Non-strategic nuclear weapons are neither the reason, nor the solution, to Europe’s security issues and a lack of transparency and Eastern European political leadership has allowed bureaucrats to give these weapons a legitimacy they don’t, and shouldn’t, possess, according to a white paper released yesterday.

In the white paper, Non-Strategic Nuclear Weapons, Hans Kristensen, director of the Nuclear Information Project with the Federation of American Scientists, said an old-fashioned and misguided preoccupation with a North Atlantic Treaty Organization (NATO) threat has delayed completion of the 1991-92 Presidential Nuclear Initiatives, prevented new arms control initiatives and preserved a bloated non-strategic nuclear weapons arsenal to compensate for inferior conventional forces and maintained a sense of national prestige.

Kristensen said in the white paper Russia has retained wide use of non-strategic nuclear weapons, ranging from long-range cruise missiles to nuclear torpedoes, while the United States has eliminated all but two of its non-strategic nuclear weapons, has retired one of them and appears to be on a path toward phasing out designated non-strategic nuclear warheads all together.

But Kristensen said within NATO, a reluctance to complete the withdraw of such weapons from Europe due to opposition from nuclear bureaucrats and over-sensitivity to generic security concerns in Eastern European nations has helped tie down U.S. non-strategic nuclear weapons in Europe.

Kristensen said non-strategic nuclear weapons are neither the problem, nor the solution, because the Eastern European nations would probably have “exactly” the same security concerns if Russia did not have any non-strategic nuclear weapons. He said, mainly, non-strategic nuclear weapons have become a crutch for inaction by local Eastern European bureaucrats.

“Absent an important military mission, (non-strategic nuclear weapons) have become leftovers from the Cold War that linger on because some see them as providing reassurance in the absence of addressing the underlying security issues,” Kristensen said.

Kristensen said NATO needs to have “serious and sustained” discussions with its eastern European member countries about what their security concerns are about and provide primarily non-nuclear means to reassure them. He said the Deterrence and Defense Posture Review (DDPR), which he expects to be approved by NATO at the Chicago Summit May 20-21, will be an important opportunity to define the nuclear policy.

Kristensen concludes by saying honest transparency will make the biggest difference to non-proliferation in Europe.

“It is important that Russia and the U.S. take steps to drastically increase transparency,” he said. “This can be done on a unilateral basis and should include overall numbers, locations and delivery systems. It should also include verification measures to confirm data that is provided. Increasing transparency is essential because uncertainty creates mistrust, rumors and worst-case planning.”

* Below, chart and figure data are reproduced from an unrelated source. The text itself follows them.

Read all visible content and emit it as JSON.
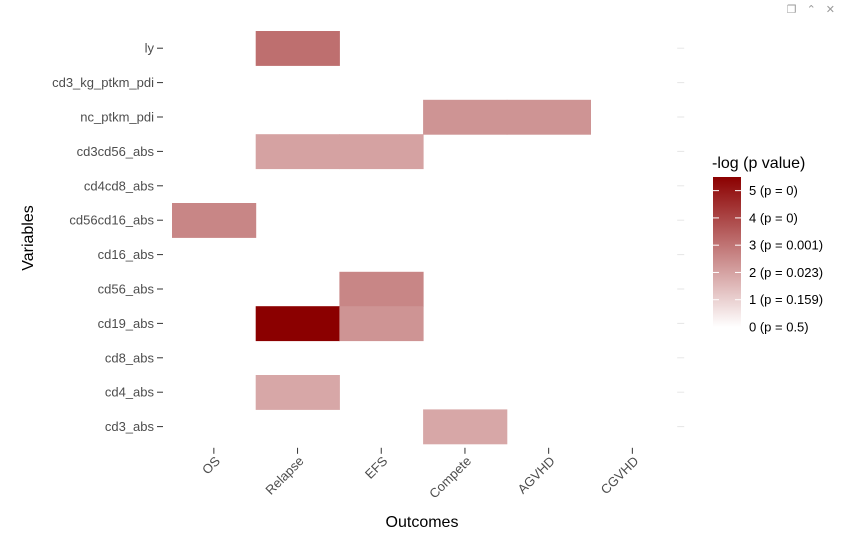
{
  "toolbar": {
    "icons": [
      "copy-icon",
      "collapse-up-icon",
      "close-icon"
    ]
  },
  "chart_data": {
    "type": "heatmap",
    "title": "",
    "xlabel": "Outcomes",
    "ylabel": "Variables",
    "x_categories": [
      "OS",
      "Relapse",
      "EFS",
      "Compete",
      "AGVHD",
      "CGVHD"
    ],
    "y_categories": [
      "ly",
      "cd3_kg_ptkm_pdi",
      "nc_ptkm_pdi",
      "cd3cd56_abs",
      "cd4cd8_abs",
      "cd56cd16_abs",
      "cd16_abs",
      "cd56_abs",
      "cd19_abs",
      "cd8_abs",
      "cd4_abs",
      "cd3_abs"
    ],
    "cells": [
      {
        "x": "Relapse",
        "y": "ly",
        "value": 3.1
      },
      {
        "x": "Compete",
        "y": "nc_ptkm_pdi",
        "value": 2.3
      },
      {
        "x": "AGVHD",
        "y": "nc_ptkm_pdi",
        "value": 2.3
      },
      {
        "x": "Relapse",
        "y": "cd3cd56_abs",
        "value": 2.0
      },
      {
        "x": "EFS",
        "y": "cd3cd56_abs",
        "value": 2.0
      },
      {
        "x": "OS",
        "y": "cd56cd16_abs",
        "value": 2.6
      },
      {
        "x": "EFS",
        "y": "cd56_abs",
        "value": 2.6
      },
      {
        "x": "Relapse",
        "y": "cd19_abs",
        "value": 5.5
      },
      {
        "x": "EFS",
        "y": "cd19_abs",
        "value": 2.3
      },
      {
        "x": "Relapse",
        "y": "cd4_abs",
        "value": 1.9
      },
      {
        "x": "Compete",
        "y": "cd3_abs",
        "value": 1.9
      }
    ],
    "color_scale": {
      "low": "#ffffff",
      "high": "#8b0000",
      "min": 0,
      "max": 5.5
    },
    "legend": {
      "title": "-log (p value)",
      "position": "right",
      "entries": [
        {
          "value": 5,
          "label": "5 (p = 0)"
        },
        {
          "value": 4,
          "label": "4 (p = 0)"
        },
        {
          "value": 3,
          "label": "3 (p = 0.001)"
        },
        {
          "value": 2,
          "label": "2 (p = 0.023)"
        },
        {
          "value": 1,
          "label": "1 (p = 0.159)"
        },
        {
          "value": 0,
          "label": "0 (p = 0.5)"
        }
      ]
    }
  }
}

According to Kristensen, there is no universal definition of what a non-strategic nuclear weapon is. During the Cold War, a nuclear weapon was generally considered to be non-strategic (or tactical) if it had a much shorter range than strategic weapons and was intended for battlefield use in a theater of operation. Some consider a nuclear weapon non-strategic if it is not covered by strategic arms control treaties. Others consider all nuclear weapons strategic; the French government, for example, defines its air-delivered cruise missile as strategic even though the aircraft do not have inter-continental range.